Researcher uncovers inherent biases of big data collected from social media sites
With every click, Facebook, Twitter and other social media users leave behind digital traces of themselves, information that can be used by businesses, government agencies and other groups that rely on "big data."
But while the information derived from social network sites can shed light on social behavioral traits, some analyses based on this type of data collection are prone to bias from the get-go, according to new research by Northwestern University professor Eszter Hargittai, who heads the Web Use Project.
Since people don't randomly join Facebook, Twitter or LinkedIn—they deliberately choose to engage —the data are potentially biased in terms of demographics, socioeconomic background or Internet skills, according to the research. This has implications for businesses, municipalities and other groups who use big data because it excludes certain segments of the population and could lead to unwarranted or faulty conclusions, Hargittai said.
The study, "Is Bigger Always Better? Potential Biases of Big Data Derived from Social Network Sites" was published last month in the journal The Annals of the American Academy of Political and Social Science and is part of a larger, ongoing study.
The buzzword "big data" refers to automatically generated information about people's behavior. It's called "big" because it can easily include millions of observations if not more. In contrast to surveys, which require explicit responses to questions, big data is created when people do things using a service or system.
"The problem is that the only people whose behaviors and opinions are represented are those who decided to join the site in the first place," said Hargittai, the April McClain-Delaney and John Delaney Professor in the School of Communication. "If people are analyzing big data to answer certain questions, they may be leaving out entire groups of people and their voices."
For example, a city could use Twitter to collect local opinion regarding how to make the community more "age-friendly" or whether more bike lanes are needed. In those cases, "it's really important to know that people aren't on Twitter randomly, and you would only get a certain type of person's response to the question," said Hargittai.
"You could be missing half the population, if not more. The same holds true for companies who only use Twitter and Facebook and are looking for feedback about their products," she said. "It really has implications for every kind of group."
Hargittai's research group, the Web Use Project, examines how people use the Web in their everyday lives and in particular, how differences in Internet use may contribute to social inequality.
Her latest study focused on issues related to a particular type of big data analysis: Those that draw broad conclusions from data, even when the data is restricted to users of particular sites and services. Though other research has examined the challenges of big data studies, Hargittai's is one of the first to provide empirical evidence suggesting potential biases.
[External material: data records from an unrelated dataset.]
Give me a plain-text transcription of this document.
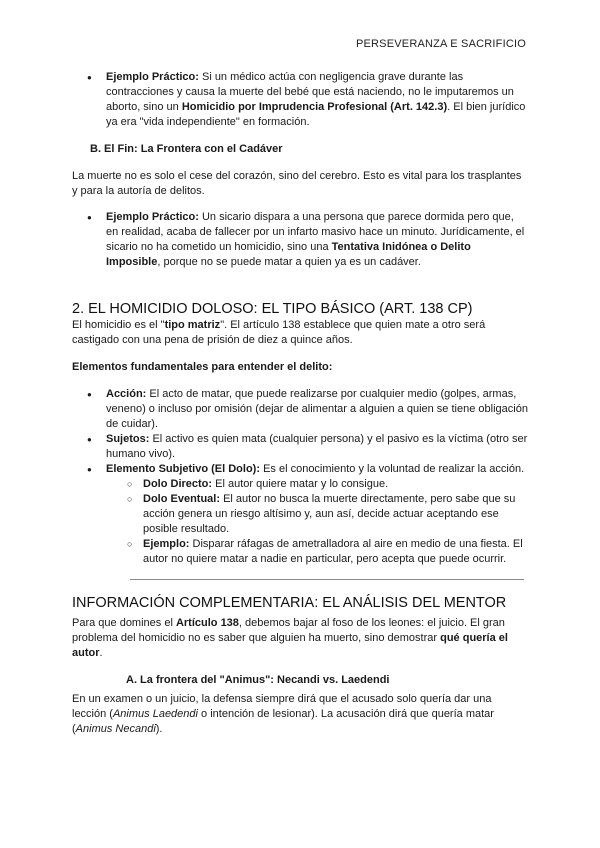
PERSEVERANZA E SACRIFICIO

● Ejemplo Práctico: Si un médico actúa con negligencia grave durante las contracciones y causa la muerte del bebé que está naciendo, no le imputaremos un aborto, sino un Homicidio por Imprudencia Profesional (Art. 142.3). El bien jurídico ya era "vida independiente" en formación.

B. El Fin: La Frontera con el Cadáver

La muerte no es solo el cese del corazón, sino del cerebro. Esto es vital para los trasplantes y para la autoría de delitos.

● Ejemplo Práctico: Un sicario dispara a una persona que parece dormida pero que, en realidad, acaba de fallecer por un infarto masivo hace un minuto. Jurídicamente, el sicario no ha cometido un homicidio, sino una Tentativa Inidónea o Delito Imposible, porque no se puede matar a quien ya es un cadáver.

2. EL HOMICIDIO DOLOSO: EL TIPO BÁSICO (ART. 138 CP)

El homicidio es el "tipo matriz". El artículo 138 establece que quien mate a otro será castigado con una pena de prisión de diez a quince años.

Elementos fundamentales para entender el delito:

● Acción: El acto de matar, que puede realizarse por cualquier medio (golpes, armas, veneno) o incluso por omisión (dejar de alimentar a alguien a quien se tiene obligación de cuidar).

● Sujetos: El activo es quien mata (cualquier persona) y el pasivo es la víctima (otro ser humano vivo).

● Elemento Subjetivo (El Dolo): Es el conocimiento y la voluntad de realizar la acción.

○ Dolo Directo: El autor quiere matar y lo consigue.

○ Dolo Eventual: El autor no busca la muerte directamente, pero sabe que su acción genera un riesgo altísimo y, aun así, decide actuar aceptando ese posible resultado.

○ Ejemplo: Disparar ráfagas de ametralladora al aire en medio de una fiesta. El autor no quiere matar a nadie en particular, pero acepta que puede ocurrir.

INFORMACIÓN COMPLEMENTARIA: EL ANÁLISIS DEL MENTOR

Para que domines el Artículo 138, debemos bajar al foso de los leones: el juicio. El gran problema del homicidio no es saber que alguien ha muerto, sino demostrar qué quería el autor.

A. La frontera del "Animus": Necandi vs. Laedendi

En un examen o un juicio, la defensa siempre dirá que el acusado solo quería dar una lección (Animus Laedendi o intención de lesionar). La acusación dirá que quería matar (Animus Necandi).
"Many data sets that use so-called "big data" rely on social network sites such as Facebook and Twitter. But studies rarely discuss that people who select into using Facebook and Twitter don't necessarily represent larger populations," said Hargittai, a faculty associate at Northwestern's Institute for Policy Research.
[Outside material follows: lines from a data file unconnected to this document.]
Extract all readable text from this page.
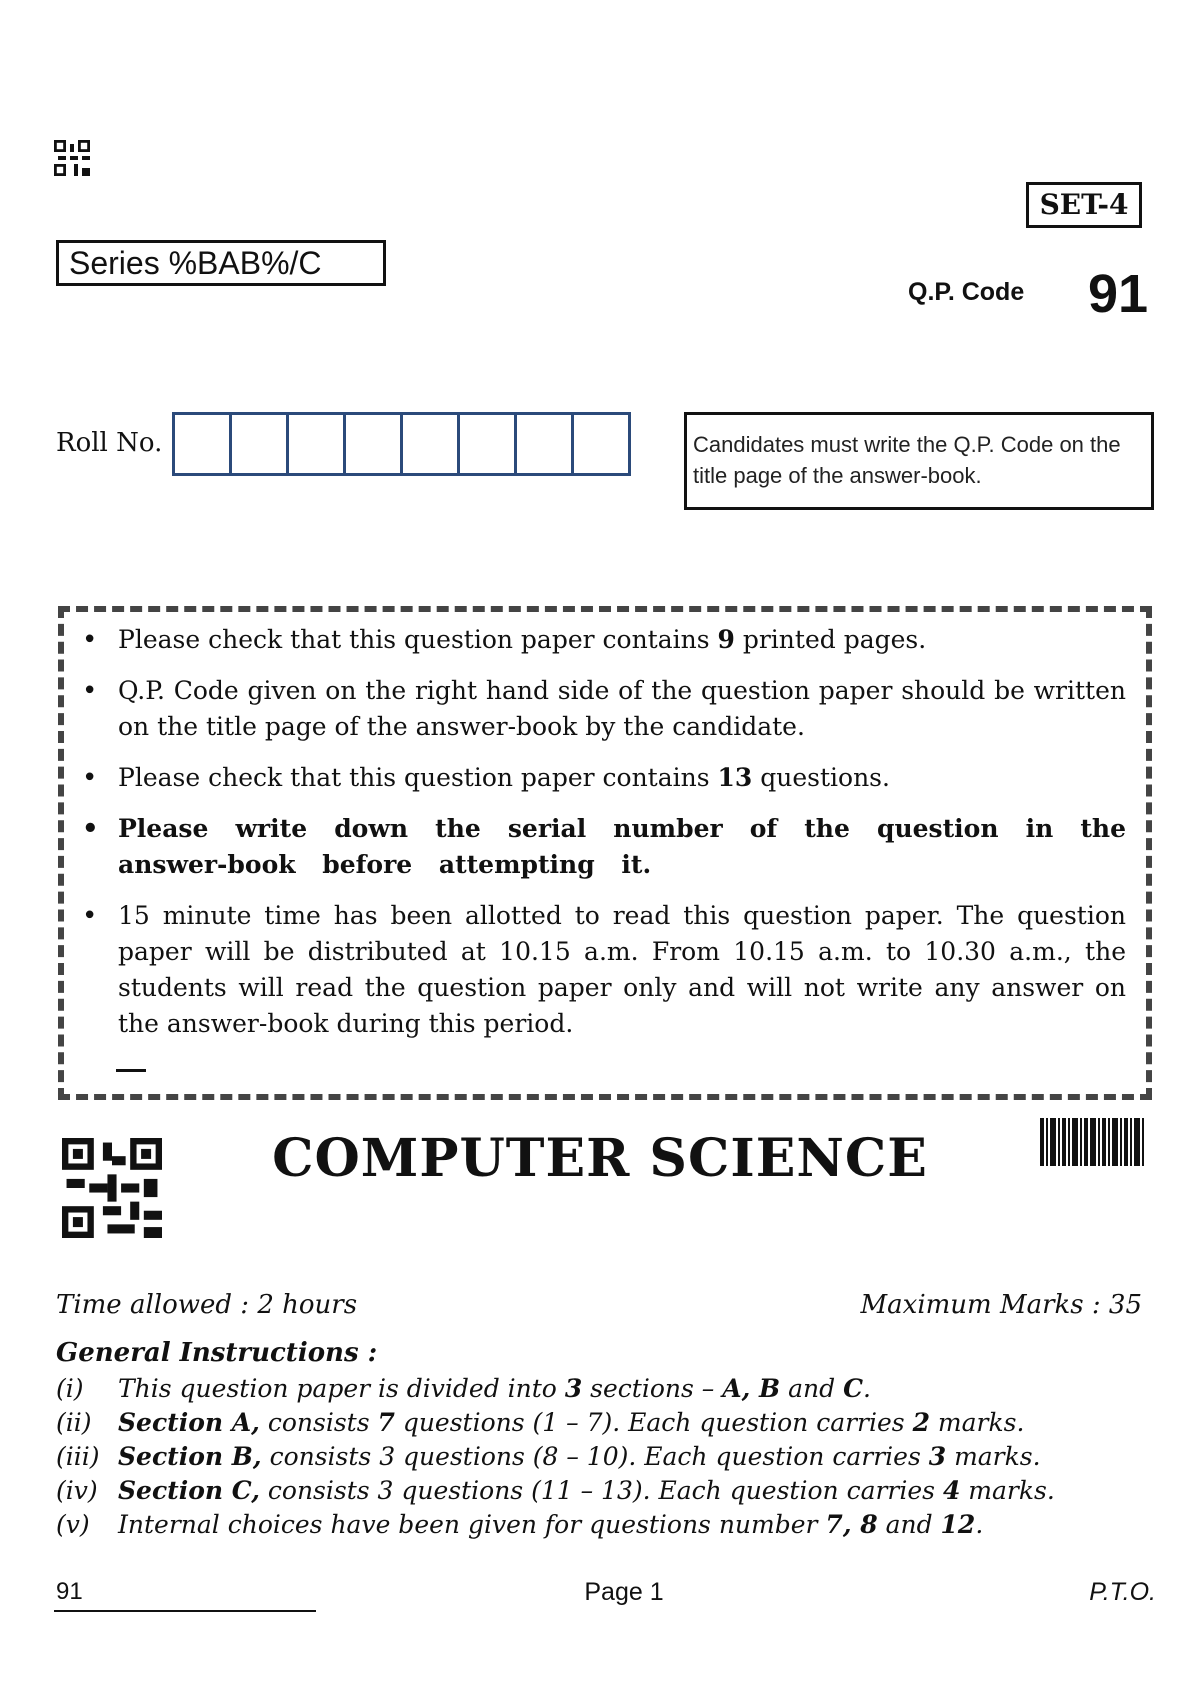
SET-4
Series %BAB%/C
Q.P. Code 91
Roll No.	Candidates must write the Q.P. Code on the title page of the answer-book.
• Please check that this question paper contains 9 printed pages.
• Q.P. Code given on the right hand side of the question paper should be written on the title page of the answer-book by the candidate.
• Please check that this question paper contains 13 questions.
• Please write down the serial number of the question in the answer-book before attempting it.
• 15 minute time has been allotted to read this question paper. The question paper will be distributed at 10.15 a.m. From 10.15 a.m. to 10.30 a.m., the students will read the question paper only and will not write any answer on the answer-book during this period.
COMPUTER SCIENCE
Time allowed : 2 hours	Maximum Marks : 35
General Instructions :
(i)	This question paper is divided into 3 sections – A, B and C.
(ii)	Section A, consists 7 questions (1 – 7). Each question carries 2 marks.
(iii) Section B, consists 3 questions (8 – 10). Each question carries 3 marks.
(iv) Section C, consists 3 questions (11 – 13). Each question carries 4 marks.
(v)	Internal choices have been given for questions number 7, 8 and 12.
91	Page 1	P.T.O.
Moreover, what people do on one platform misses potentially important information about how they are using other online services or other means altogether, including face-to-face interactions and phone calls.
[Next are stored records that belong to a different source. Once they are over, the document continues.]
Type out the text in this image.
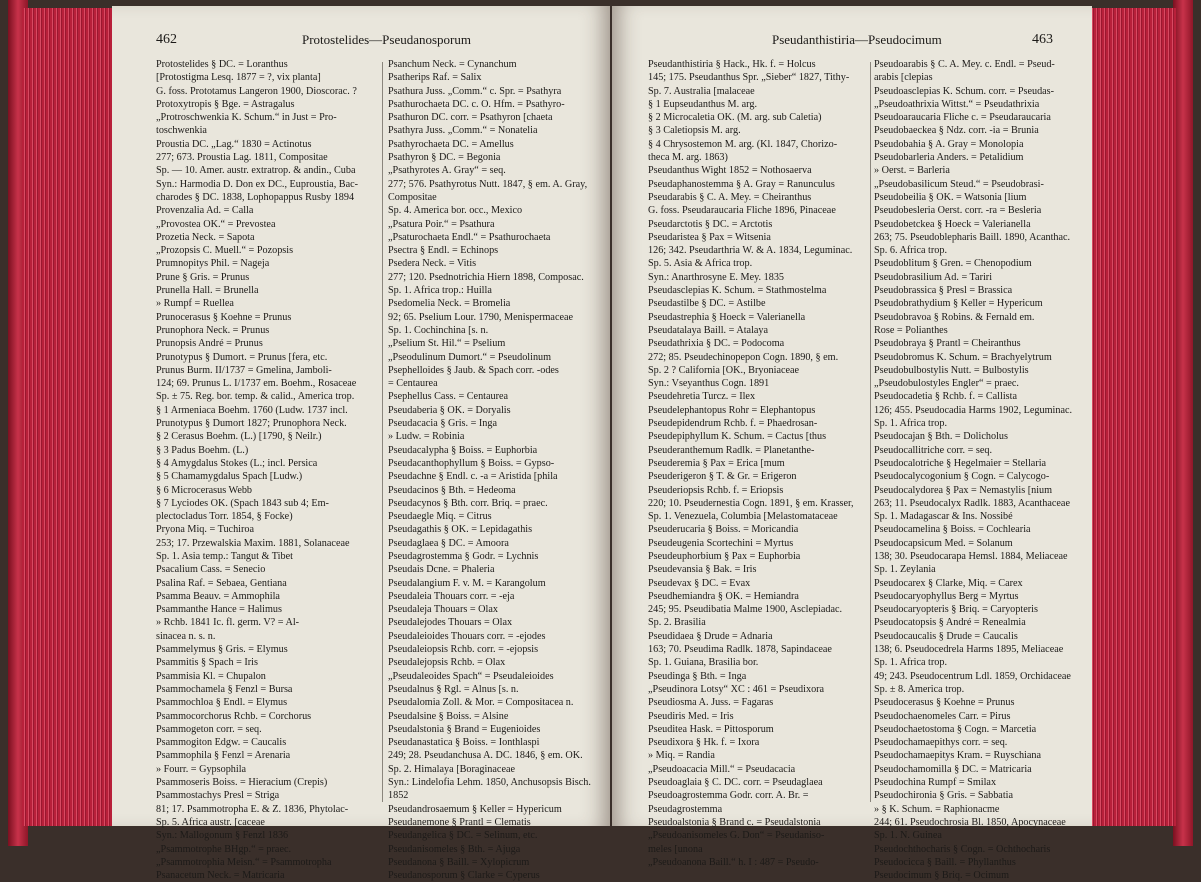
462	Protostelides—Pseudanosporum
Protostelides § DC. = Loranthus
[Protostigma Lesq. 1877 = ?, vix planta]
G. foss. Prototamus Langeron 1900, Dioscorac. ?
Protoxytropis § Bge. = Astragalus
„Protroschwenkia K. Schum.“ in Just = Pro-
toschwenkia
Proustia DC. „Lag.“ 1830 = Actinotus
277; 673. Proustia Lag. 1811, Compositae
Sp. — 10. Amer. austr. extratrop. & andin., Cuba
Syn.: Harmodia D. Don ex DC., Euproustia, Bac-
charodes § DC. 1838, Lophopappus Rusby 1894
Provenzalia Ad. = Calla
„Provostea OK.“ = Prevostea
Prozetia Neck. = Sapota
„Prozopsis C. Muell.“ = Pozopsis
Prumnopitys Phil. = Nageja
Prune § Gris. = Prunus
Prunella Hall. = Brunella
» Rumpf = Ruellea
Prunocerasus § Koehne = Prunus
Prunophora Neck. = Prunus
Prunopsis André = Prunus
Prunotypus § Dumort. = Prunus [fera, etc.
Prunus Burm. II/1737 = Gmelina, Jamboli-
124; 69. Prunus L. I/1737 em. Boehm., Rosaceae
Sp. ± 75. Reg. bor. temp. & calid., America trop.
§ 1 Armeniaca Boehm. 1760 (Ludw. 1737 incl.
Prunotypus § Dumort 1827; Prunophora Neck.
§ 2 Cerasus Boehm. (L.) [1790, § Neilr.)
§ 3 Padus Boehm. (L.)
§ 4 Amygdalus Stokes (L.; incl. Persica
§ 5 Chamamygdalus Spach [Ludw.)
§ 6 Microcerasus Webb
§ 7 Lyciodes OK. (Spach 1843 sub 4; Em-
plectocladus Torr. 1854, § Focke)
Pryona Miq. = Tuchiroa
253; 17. Przewalskia Maxim. 1881, Solanaceae
Sp. 1. Asia temp.: Tangut & Tibet
Psacalium Cass. = Senecio
Psalina Raf. = Sebaea, Gentiana
Psamma Beauv. = Ammophila
Psammanthe Hance = Halimus
» Rchb. 1841 Ic. fl. germ. V? = Al-
sinacea n. s. n.
Psammelymus § Gris. = Elymus
Psammitis § Spach = Iris
Psammisia Kl. = Chupalon
Psammochamela § Fenzl = Bursa
Psammochloa § Endl. = Elymus
Psammocorchorus Rchb. = Corchorus
Psammogeton corr. = seq.
Psammogiton Edgw. = Caucalis
Psammophila § Fenzl = Arenaria
» Fourr. = Gypsophila
Psammoseris Boiss. = Hieracium (Crepis)
Psammostachys Presl = Striga
81; 17. Psammotropha E. & Z. 1836, Phytolac-
Sp. 5. Africa austr. [caceae
Syn.: Mallogonum § Fenzl 1836
„Psammotrophe BHgp.“ = praec.
„Psammotrophia Meisn.“ = Psammotropha
Psanacetum Neck. = Matricaria
Psanchum Neck. = Cynanchum
Psatherips Raf. = Salix
Psathura Juss. „Comm.“ c. Spr. = Psathyra
Psathurochaeta DC. c. O. Hfm. = Psathyro-
Psathuron DC. corr. = Psathyron [chaeta
Psathyra Juss. „Comm.“ = Nonatelia
Psathyrochaeta DC. = Amellus
Psathyron § DC. = Begonia
„Psathyrotes A. Gray“ = seq.
277; 576. Psathyrotus Nutt. 1847, § em. A. Gray,
Compositae
Sp. 4. America bor. occ., Mexico
„Psatura Poir.“ = Psathura
„Psaturochaeta Endl.“ = Psathurochaeta
Psectra § Endl. = Echinops
Psedera Neck. = Vitis
277; 120. Psednotrichia Hiern 1898, Composac.
Sp. 1. Africa trop.: Huilla
Psedomelia Neck. = Bromelia
92; 65. Pselium Lour. 1790, Menispermaceae
Sp. 1. Cochinchina [s. n.
„Pselium St. Hil.“ = Pselium
„Pseodulinum Dumort.“ = Pseudolinum
Psephelloides § Jaub. & Spach corr. -odes
= Centaurea
Psephellus Cass. = Centaurea
Pseudaberia § OK. = Doryalis
Pseudacacia § Gris. = Inga
» Ludw. = Robinia
Pseudacalypha § Boiss. = Euphorbia
Pseudacanthophyllum § Boiss. = Gypso-
Pseudachne § Endl. c. -a = Aristida [phila
Pseudacinos § Bth. = Hedeoma
Pseudacynos § Bth. corr. Briq. = praec.
Pseudaegle Miq. = Citrus
Pseudagathis § OK. = Lepidagathis
Pseudaglaea § DC. = Amoora
Pseudagrostemma § Godr. = Lychnis
Pseudais Dcne. = Phaleria
Pseudalangium F. v. M. = Karangolum
Pseudaleia Thouars corr. = -eja
Pseudaleja Thouars = Olax
Pseudalejodes Thouars = Olax
Pseudaleioides Thouars corr. = -ejodes
Pseudaleiopsis Rchb. corr. = -ejopsis
Pseudalejopsis Rchb. = Olax
„Pseudaleoides Spach“ = Pseudaleioides
Pseudalnus § Rgl. = Alnus [s. n.
Pseudalomia Zoll. & Mor. = Compositacea n.
Pseudalsine § Boiss. = Alsine
Pseudalstonia § Brand = Eugenioides
Pseudanastatica § Boiss. = Ionthlaspi
249; 28. Pseudanchusa A. DC. 1846, § em. OK.
Sp. 2. Himalaya [Boraginaceae
Syn.: Lindelofia Lehm. 1850, Anchusopsis Bisch.
1852
Pseudandrosaemum § Keller = Hypericum
Pseudanemone § Prantl = Clematis
Pseudangelica § DC. = Selinum, etc.
Pseudanisomeles § Bth. = Ajuga
Pseudanona § Baill. = Xylopicrum
Pseudanosporum § Clarke = Cyperus
Pseudanthistiria—Pseudocimum	463
Pseudanthistiria § Hack., Hk. f. = Holcus
145; 175. Pseudanthus Spr. „Sieber“ 1827, Tithy-
Sp. 7. Australia [malaceae
§ 1 Eupseudanthus M. arg.
§ 2 Microcaletia OK. (M. arg. sub Caletia)
§ 3 Caletiopsis M. arg.
§ 4 Chrysostemon M. arg. (Kl. 1847, Chorizo-
theca M. arg. 1863)
Pseudanthus Wight 1852 = Nothosaerva
Pseudaphanostemma § A. Gray = Ranunculus
Pseudarabis § C. A. Mey. = Cheiranthus
G. foss. Pseudaraucaria Fliche 1896, Pinaceae
Pseudarctotis § DC. = Arctotis
Pseudaristea § Pax = Witsenia
126; 342. Pseudarthria W. & A. 1834, Leguminac.
Sp. 5. Asia & Africa trop.
Syn.: Anarthrosyne E. Mey. 1835
Pseudasclepias K. Schum. = Stathmostelma
Pseudastilbe § DC. = Astilbe
Pseudastrephia § Hoeck = Valerianella
Pseudatalaya Baill. = Atalaya
Pseudathrixia § DC. = Podocoma
272; 85. Pseudechinopepon Cogn. 1890, § em.
Sp. 2 ? California [OK., Bryoniaceae
Syn.: Vseyanthus Cogn. 1891
Pseudehretia Turcz. = Ilex
Pseudelephantopus Rohr = Elephantopus
Pseudepidendrum Rchb. f. = Phaedrosan-
Pseudepiphyllum K. Schum. = Cactus [thus
Pseuderanthemum Radlk. = Planetanthe-
Pseuderemia § Pax = Erica [mum
Pseuderigeron § T. & Gr. = Erigeron
Pseuderiopsis Rchb. f. = Eriopsis
220; 10. Pseudernestia Cogn. 1891, § em. Krasser,
Sp. 1. Venezuela, Columbia [Melastomataceae
Pseuderucaria § Boiss. = Moricandia
Pseudeugenia Scortechini = Myrtus
Pseudeuphorbium § Pax = Euphorbia
Pseudevansia § Bak. = Iris
Pseudevax § DC. = Evax
Pseudhemiandra § OK. = Hemiandra
245; 95. Pseudibatia Malme 1900, Asclepiadac.
Sp. 2. Brasilia
Pseudidaea § Drude = Adnaria
163; 70. Pseudima Radlk. 1878, Sapindaceae
Sp. 1. Guiana, Brasilia bor.
Pseudinga § Bth. = Inga
„Pseudinora Lotsy“ XC : 461 = Pseudixora
Pseudiosma A. Juss. = Fagaras
Pseudiris Med. = Iris
Pseuditea Hask. = Pittosporum
Pseudixora § Hk. f. = Ixora
» Miq. = Randia
„Pseudoacacia Mill.“ = Pseudacacia
Pseudoaglaia § C. DC. corr. = Pseudaglaea
Pseudoagrostemma Godr. corr. A. Br. =
Pseudagrostemma
Pseudoalstonia § Brand c. = Pseudalstonia
„Pseudoanisomeles G. Don“ = Pseudaniso-
meles [unona
„Pseudoanona Baill.“ h. I : 487 = Pseudo-
Pseudoarabis § C. A. Mey. c. Endl. = Pseud-
arabis [clepias
Pseudoasclepias K. Schum. corr. = Pseudas-
„Pseudoathrixia Wittst.“ = Pseudathrixia
Pseudoaraucaria Fliche c. = Pseudaraucaria
Pseudobaeckea § Ndz. corr. -ia = Brunia
Pseudobahia § A. Gray = Monolopia
Pseudobarleria Anders. = Petalidium
» Oerst. = Barleria
„Pseudobasilicum Steud.“ = Pseudobrasi-
Pseudobeilia § OK. = Watsonia [lium
Pseudobesleria Oerst. corr. -ra = Besleria
Pseudobetckea § Hoeck = Valerianella
263; 75. Pseudoblepharis Baill. 1890, Acanthac.
Sp. 6. Africa trop.
Pseudoblitum § Gren. = Chenopodium
Pseudobrasilium Ad. = Tariri
Pseudobrassica § Presl = Brassica
Pseudobrathydium § Keller = Hypericum
Pseudobravoa § Robins. & Fernald em.
Rose = Polianthes
Pseudobraya § Prantl = Cheiranthus
Pseudobromus K. Schum. = Brachyelytrum
Pseudobulbostylis Nutt. = Bulbostylis
„Pseudobulostyles Engler“ = praec.
Pseudocadetia § Rchb. f. = Callista
126; 455. Pseudocadia Harms 1902, Leguminac.
Sp. 1. Africa trop.
Pseudocajan § Bth. = Dolicholus
Pseudocallitriche corr. = seq.
Pseudocalotriche § Hegelmaier = Stellaria
Pseudocalycogonium § Cogn. = Calycogo-
Pseudocalydorea § Pax = Nemastylis [nium
263; 11. Pseudocalyx Radlk. 1883, Acanthaceae
Sp. 1. Madagascar & Ins. Nossibé
Pseudocamelina § Boiss. = Cochlearia
Pseudocapsicum Med. = Solanum
138; 30. Pseudocarapa Hemsl. 1884, Meliaceae
Sp. 1. Zeylania
Pseudocarex § Clarke, Miq. = Carex
Pseudocaryophyllus Berg = Myrtus
Pseudocaryopteris § Briq. = Caryopteris
Pseudocatopsis § André = Renealmia
Pseudocaucalis § Drude = Caucalis
138; 6. Pseudocedrela Harms 1895, Meliaceae
Sp. 1. Africa trop.
49; 243. Pseudocentrum Ldl. 1859, Orchidaceae
Sp. ± 8. America trop.
Pseudocerasus § Koehne = Prunus
Pseudochaenomeles Carr. = Pirus
Pseudochaetostoma § Cogn. = Marcetia
Pseudochamaepithys corr. = seq.
Pseudochamaepitys Kram. = Ruyschiana
Pseudochamomilla § DC. = Matricaria
Pseudochina Rumpf = Smilax
Pseudochironia § Gris. = Sabbatia
» § K. Schum. = Raphionacme
244; 61. Pseudochrosia Bl. 1850, Apocynaceae
Sp. 1. N. Guinea
Pseudochthocharis § Cogn. = Ochthocharis
Pseudocicca § Baill. = Phyllanthus
Pseudocimum § Briq. = Ocimum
Hargittai used two datasets, including one nationally representative sample from the Pew Internet Project (PIP), the high quality, go-to resource for data on Americans' Internet use. In addition, Hargittai used her own data collected from wired and educated young adults.
The Pew data indicates that demographic factors such as age and gender contribute to what sites people chose; Hargittai's data fills some gaps in the Pew data and suggests people's Internet skills also are related to what services they start using.
"The less privileged are not on these sites so their opinions are not there either," she said. "Even among young adults who are generally thought of as the most active on social network sites, we see socioeconomic differences when it comes to Twitter and Tumblr. We also see gender and skill differences on who is on what site."
Hargittai's data is longitudinal; she followed the same people across several years and found that Internet skills have a lag effect. The skills people learned several years ago were still important for using today's sites.
Careful and thoughtful study design can help alleviate potential biases, Hargittai wrote in the study. It's also critical to seek out additional data sources to supplement what is available through information derived solely from active users of sites like Facebook, she said.